AI companies have provided a lot of applications for the technology such as image and text generation. OpenAI is close to releasing a tool that can clone one's voice as well, but the probability of it being misused has contributed to the company's reluctance to release it.
Potential Misuse
We already have readily available voice generation tools that can transform text to speech in just one click, even certain models that recreate someone's voice. Given that OpenAI has already landed in hot waters because of its AI tools, it's expected for the company to be more cautious.

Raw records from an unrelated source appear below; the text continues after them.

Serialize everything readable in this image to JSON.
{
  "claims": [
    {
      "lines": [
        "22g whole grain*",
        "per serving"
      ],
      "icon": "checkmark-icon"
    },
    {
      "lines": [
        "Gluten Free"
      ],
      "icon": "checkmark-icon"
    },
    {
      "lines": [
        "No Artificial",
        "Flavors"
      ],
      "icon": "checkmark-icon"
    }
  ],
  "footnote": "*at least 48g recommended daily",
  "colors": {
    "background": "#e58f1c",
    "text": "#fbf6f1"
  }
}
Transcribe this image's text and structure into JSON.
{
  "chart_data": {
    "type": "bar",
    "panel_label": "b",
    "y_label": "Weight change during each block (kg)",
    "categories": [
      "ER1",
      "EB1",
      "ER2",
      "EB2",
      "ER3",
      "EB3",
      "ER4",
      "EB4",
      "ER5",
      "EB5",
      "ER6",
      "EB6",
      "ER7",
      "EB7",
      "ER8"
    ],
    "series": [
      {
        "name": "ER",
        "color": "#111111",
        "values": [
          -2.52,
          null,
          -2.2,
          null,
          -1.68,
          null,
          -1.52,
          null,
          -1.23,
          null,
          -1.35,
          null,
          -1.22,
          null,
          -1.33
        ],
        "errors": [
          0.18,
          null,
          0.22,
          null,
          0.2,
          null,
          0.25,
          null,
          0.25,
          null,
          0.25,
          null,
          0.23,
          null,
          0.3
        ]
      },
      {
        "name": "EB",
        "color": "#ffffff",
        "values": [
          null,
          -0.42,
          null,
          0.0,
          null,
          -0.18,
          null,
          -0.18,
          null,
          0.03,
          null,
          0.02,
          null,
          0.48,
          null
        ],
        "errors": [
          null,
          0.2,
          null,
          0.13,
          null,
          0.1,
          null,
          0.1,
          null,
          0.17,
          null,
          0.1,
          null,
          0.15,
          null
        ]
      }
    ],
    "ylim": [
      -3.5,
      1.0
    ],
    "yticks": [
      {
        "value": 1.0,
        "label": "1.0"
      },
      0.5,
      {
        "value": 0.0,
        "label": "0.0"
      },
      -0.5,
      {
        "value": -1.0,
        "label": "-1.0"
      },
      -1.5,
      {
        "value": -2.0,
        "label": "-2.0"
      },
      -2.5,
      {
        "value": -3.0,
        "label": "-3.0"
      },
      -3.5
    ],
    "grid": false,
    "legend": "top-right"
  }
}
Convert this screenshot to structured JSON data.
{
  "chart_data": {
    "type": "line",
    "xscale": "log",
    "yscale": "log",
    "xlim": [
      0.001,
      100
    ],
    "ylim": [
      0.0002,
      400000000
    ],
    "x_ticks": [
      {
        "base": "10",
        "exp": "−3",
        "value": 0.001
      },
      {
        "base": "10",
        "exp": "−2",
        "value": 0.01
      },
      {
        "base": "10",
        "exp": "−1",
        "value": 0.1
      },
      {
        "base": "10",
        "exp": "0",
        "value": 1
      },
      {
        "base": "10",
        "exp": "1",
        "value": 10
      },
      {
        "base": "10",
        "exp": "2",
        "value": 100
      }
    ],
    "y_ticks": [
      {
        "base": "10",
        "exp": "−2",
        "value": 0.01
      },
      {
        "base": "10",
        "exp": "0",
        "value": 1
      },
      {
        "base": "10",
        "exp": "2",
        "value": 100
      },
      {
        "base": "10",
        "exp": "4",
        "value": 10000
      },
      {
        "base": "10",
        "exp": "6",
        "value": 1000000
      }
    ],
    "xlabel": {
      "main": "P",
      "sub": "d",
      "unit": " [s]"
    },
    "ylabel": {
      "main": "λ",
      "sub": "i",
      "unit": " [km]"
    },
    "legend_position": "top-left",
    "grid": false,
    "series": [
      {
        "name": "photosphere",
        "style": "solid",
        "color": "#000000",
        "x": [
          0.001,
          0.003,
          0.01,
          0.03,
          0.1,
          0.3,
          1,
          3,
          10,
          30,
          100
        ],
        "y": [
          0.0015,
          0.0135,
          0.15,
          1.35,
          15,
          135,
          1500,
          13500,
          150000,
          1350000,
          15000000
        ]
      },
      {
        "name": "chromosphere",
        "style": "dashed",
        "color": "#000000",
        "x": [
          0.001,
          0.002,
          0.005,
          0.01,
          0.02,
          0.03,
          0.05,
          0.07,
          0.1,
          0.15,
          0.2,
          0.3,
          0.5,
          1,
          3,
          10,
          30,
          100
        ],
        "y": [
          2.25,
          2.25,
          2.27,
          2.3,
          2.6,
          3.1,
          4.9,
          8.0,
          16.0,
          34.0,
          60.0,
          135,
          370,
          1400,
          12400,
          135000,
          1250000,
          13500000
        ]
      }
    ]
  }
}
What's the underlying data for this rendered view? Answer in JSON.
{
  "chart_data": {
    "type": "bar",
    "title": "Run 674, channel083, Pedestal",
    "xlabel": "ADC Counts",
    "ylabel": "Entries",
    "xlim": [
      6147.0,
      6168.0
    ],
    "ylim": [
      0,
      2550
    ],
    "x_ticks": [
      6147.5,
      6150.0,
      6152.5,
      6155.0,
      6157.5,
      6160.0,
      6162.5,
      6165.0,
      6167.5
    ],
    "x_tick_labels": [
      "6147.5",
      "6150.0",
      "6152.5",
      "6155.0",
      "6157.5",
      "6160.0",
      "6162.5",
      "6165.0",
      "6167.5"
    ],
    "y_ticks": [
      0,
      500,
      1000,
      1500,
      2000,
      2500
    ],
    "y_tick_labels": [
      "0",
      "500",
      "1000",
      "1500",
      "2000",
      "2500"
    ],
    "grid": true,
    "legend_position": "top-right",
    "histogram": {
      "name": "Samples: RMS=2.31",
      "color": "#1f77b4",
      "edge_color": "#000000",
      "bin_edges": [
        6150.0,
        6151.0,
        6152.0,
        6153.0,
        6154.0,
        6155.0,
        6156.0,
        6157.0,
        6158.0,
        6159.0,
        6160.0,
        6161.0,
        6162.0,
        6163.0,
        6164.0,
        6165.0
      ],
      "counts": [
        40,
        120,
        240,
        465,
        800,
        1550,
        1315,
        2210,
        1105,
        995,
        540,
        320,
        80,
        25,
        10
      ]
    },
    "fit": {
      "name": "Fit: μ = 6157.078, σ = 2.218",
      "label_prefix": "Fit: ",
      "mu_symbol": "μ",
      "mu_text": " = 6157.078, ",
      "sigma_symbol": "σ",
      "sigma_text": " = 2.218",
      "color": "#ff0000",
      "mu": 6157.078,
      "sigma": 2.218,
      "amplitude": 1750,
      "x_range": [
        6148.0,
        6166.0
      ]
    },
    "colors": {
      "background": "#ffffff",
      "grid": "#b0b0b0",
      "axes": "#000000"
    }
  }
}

OpenAI just announced its voice-cloning tech called Voice Engine, which is capable of mimicking someone's voice with just a 15-second sample. That voice can then be used to generate audio through a text-to-speech process.
Right then and there, it's already easy how the tool can be used for the wrong reasons. Anyone can easily get snippets of someone's recordings and make them "say" things they never would. With that said, the AI company will be slowing down on its release.
"In line with our approach to AI safety and our voluntary commitments, we are choosing to preview but not widely release this technology at this time," the company stated. OpenAI mentioned its hope that the preview of the tool underscores its potential.
Furthermore, the AI giant also expressed that the preview intended to motivate the "need to bolster societal resilience against the challenges brought by ever more convincing generative models," as reported by Ars Technica.
The tool's potential for misuse is particularly worrying, especially since well-known individuals and powerful figures have countless videos online of them speaking, which can easily be used as a voice sample for cloning.
Putting It to Good Use
Even with the potential ramifications of the tool being misused, it also has a lot of applications that can benefit many people in many ways. OpenAI listed a couple of uses for the Voice Engine, all of which are considered early applications.
For one, it can be used to provide reading assistance to non-readers and children, offering a more natural-sounding voice. GPT-4 can even be used to create personalized responses to students in real-time.
It could also be used for translating content. A lot of AI models already offer live translation, such as Samsung's Galaxy AI, which is being applied to calls and texts. Users of Voice Engine can translate statements into different languages in their own voice.
Voice Engine can also serve as a substitute for one's actual voice, especially for those who are non-verbal or have suffered from degenerative speech conditions. Certain clinical contexts are already exploring the potential use of such AI tools.
There are still a lot of kinks to work out before the tool can be used safely. For instance, there's still the matter of voice authentication as a security measure. There are also policies to be drafted and implemented to make sure that a person's voice is protected from being used without their consent.